Saying he has enjoyed pheasant hunting in Minnesota for nearly 60 years, Gov. Mark Dayton announced Friday he will convene a summit of wildlife and farm experts later this year to find ways to boost the state's "ringneck'' population.
"Decisions we make today will determine whether future generations of Minnesotans will have those same [hunting] opportunities,'' said Dayton in a statement. "I look forward to convening this Minnesota pheasant summit and developing strategies to improve the pheasant population in our state."
Roadside surveys conducted in August by the Department of Natural Resources found pheasant numbers 58 percent below the 10-year average, and 71 percent below the long-term average.
"Getting wildlife and farm experts together can't hurt,'' said Bob Dalager of Morris, a founder in the early 1980s of the Stevens County Pheasants Forever chapter, and a past national board member of that group.

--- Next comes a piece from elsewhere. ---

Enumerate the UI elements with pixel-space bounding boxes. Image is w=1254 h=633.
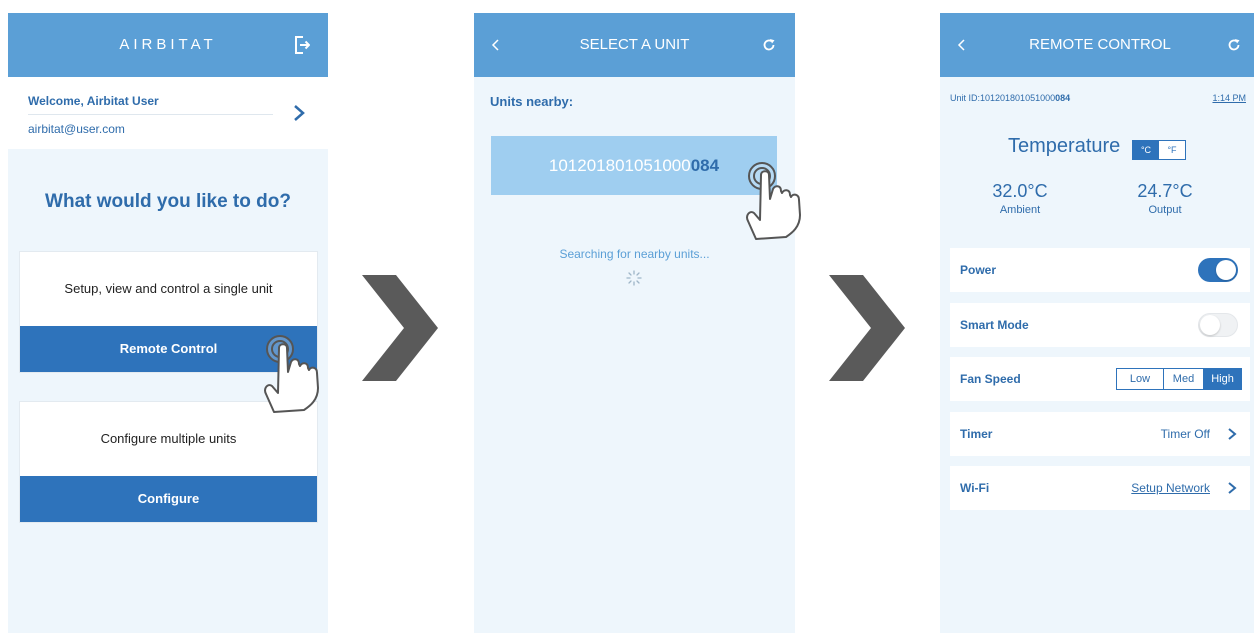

A lifelong upland bird hunter who has seen pheasant numbers rise and fall in west-central Minnesota, Dalager, a lawyer, knows quick fixes will be elusive.
"We've lost our Conservation Reserve Program acres out here, or most of them,'' he said, "and at the prices farmers have been paying for land in recent years, they're not likely to put it into wildlife habitat anytime soon.''
Introduced to Minnesota in 1905 when the Department of Game and Fish, as it was called, released 70 pairs of the birds, pheasants were first hunted in the state in 1924.
Just 300 roosters — male birds — were killed that year during a four-day hunt in Hennepin and Carver counties.